Our paper addresses whether PORT concurrent validity data are similar to future validity. They are.

The paper addresses the stability of test-retest data on the PORT and BPS over an  eight month interval.  They are quite stable.  (Since the paper on which this descriptive summary is based has been submitted for publication, we cannot present the actual tables.  Test-retest stability for both tests over an eight-month interval is 97 percent.  Instability increases sharply as a TDS and IDS approach zero and one on the PORT, and zero, one, two or three on the BPS.)

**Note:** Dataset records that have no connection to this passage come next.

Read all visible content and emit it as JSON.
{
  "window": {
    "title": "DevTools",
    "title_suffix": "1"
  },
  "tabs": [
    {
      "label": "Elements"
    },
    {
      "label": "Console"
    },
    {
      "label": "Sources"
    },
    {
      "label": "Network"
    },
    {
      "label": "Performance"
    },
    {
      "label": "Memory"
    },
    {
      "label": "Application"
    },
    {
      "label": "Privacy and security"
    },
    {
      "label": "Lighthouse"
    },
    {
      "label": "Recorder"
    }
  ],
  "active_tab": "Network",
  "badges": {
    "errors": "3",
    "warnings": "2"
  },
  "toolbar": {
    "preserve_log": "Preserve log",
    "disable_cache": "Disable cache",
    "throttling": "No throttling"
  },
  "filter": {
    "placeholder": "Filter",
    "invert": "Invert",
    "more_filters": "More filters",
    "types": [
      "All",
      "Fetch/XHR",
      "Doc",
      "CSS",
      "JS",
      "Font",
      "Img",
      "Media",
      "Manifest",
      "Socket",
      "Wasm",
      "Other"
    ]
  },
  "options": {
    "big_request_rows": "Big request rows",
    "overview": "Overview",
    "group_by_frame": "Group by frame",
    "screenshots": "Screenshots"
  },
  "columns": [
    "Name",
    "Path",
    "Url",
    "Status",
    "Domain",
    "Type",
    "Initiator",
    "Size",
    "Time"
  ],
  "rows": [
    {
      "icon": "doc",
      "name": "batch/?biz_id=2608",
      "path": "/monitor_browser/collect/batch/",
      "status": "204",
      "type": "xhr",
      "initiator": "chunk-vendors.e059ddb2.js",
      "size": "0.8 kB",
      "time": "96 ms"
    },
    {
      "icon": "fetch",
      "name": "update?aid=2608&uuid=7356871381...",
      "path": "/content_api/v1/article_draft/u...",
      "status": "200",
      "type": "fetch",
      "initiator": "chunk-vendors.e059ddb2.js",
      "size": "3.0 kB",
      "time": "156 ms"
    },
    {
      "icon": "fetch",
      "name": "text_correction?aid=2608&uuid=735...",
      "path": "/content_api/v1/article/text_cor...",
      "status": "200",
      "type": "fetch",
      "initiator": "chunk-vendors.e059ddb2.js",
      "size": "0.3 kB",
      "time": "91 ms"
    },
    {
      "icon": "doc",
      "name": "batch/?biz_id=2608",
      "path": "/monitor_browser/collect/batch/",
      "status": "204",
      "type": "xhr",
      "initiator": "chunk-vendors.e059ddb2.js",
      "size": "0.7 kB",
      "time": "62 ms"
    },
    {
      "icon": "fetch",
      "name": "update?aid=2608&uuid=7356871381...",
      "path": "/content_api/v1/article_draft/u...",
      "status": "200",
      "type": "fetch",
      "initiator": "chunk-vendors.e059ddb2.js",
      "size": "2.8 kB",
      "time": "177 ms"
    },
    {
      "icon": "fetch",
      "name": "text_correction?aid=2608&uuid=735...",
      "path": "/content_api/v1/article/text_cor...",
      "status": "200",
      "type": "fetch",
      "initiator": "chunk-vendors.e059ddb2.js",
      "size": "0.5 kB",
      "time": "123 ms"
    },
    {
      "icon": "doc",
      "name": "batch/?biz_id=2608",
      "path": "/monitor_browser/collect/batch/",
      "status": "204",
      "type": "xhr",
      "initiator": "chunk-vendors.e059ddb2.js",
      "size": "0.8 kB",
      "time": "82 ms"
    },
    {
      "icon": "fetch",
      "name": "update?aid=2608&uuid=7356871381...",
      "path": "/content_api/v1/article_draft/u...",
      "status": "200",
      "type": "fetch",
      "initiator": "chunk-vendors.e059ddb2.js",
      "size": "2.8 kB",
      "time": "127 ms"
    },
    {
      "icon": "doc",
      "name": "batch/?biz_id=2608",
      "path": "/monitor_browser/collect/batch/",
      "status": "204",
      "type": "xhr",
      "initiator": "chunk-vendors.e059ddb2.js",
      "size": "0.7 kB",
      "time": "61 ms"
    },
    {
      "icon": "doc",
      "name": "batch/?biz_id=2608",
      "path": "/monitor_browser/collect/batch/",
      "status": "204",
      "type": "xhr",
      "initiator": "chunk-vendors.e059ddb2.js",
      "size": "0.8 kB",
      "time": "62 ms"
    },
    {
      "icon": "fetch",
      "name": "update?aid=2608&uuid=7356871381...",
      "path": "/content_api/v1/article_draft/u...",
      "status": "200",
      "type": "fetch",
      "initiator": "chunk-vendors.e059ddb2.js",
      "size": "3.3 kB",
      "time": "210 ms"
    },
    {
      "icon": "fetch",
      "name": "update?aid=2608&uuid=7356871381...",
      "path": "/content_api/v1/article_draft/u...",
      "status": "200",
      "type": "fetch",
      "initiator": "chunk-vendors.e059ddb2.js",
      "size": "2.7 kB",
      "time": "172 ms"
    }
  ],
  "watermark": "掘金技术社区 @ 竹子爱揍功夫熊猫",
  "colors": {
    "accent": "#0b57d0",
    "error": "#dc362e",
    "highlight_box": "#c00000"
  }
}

Several hypotheses investigated factors that may influence a change in either a PORT or BPS test-retest POC.  Two central issues were involved.  One is the issue of whether such changes should be considered errors of measurement or true changes in the measured variables.  The second is a practical issue.  It was our hope to be able to alert evaluators to situations in which a change in POC might be expected.

Our results reveal several test/clinical signs that can help an evaluator to differentiate between scenarios that are highly unstable from those that are not.

The data revealed the extent to which each PORT task reflect the child’s dynamics as he or she functions within specific family systems, for example, with each parent alone, with both parents together, and so forth.

The article concludes with a discussion of the decision paradigms we encounter in the real psycholegal world as regards the resolution of disputed custody issues.  In general, they reflect the three reference standard categories discussed.  The first category, the criterion reference, is for example, a judge who believes and acts upon the premise, inter alia, “Fathers should play an important and equal-to-the-mother role in raising children almost regardless of the facts of the instant case.”  The second category, the group reference, is exemplified by those who base their proferred information and/or conclusions mainly on data derived from individual measurements compared to those of previously examined groups.  The third category, the single-participant, derive their main information from data that points to “parental value to this particular child functioning within specific family systems.”  There is a fourth category, inhabited, so far as we can determine, by an ultra-cautious group of academics, who not only refuse to address ultimate legal issues (as do many of us), but refuse to offer any information at all except pointers derived from traditional psychological sources on areas needing improvement.

One could probably offer a good argument for any (or all) of these positions.  We have presented information on the importance of including in the decision process, along with the others, data from a single-participant reference standard, our attempt to measure specific parental value for a particular child in different family systems.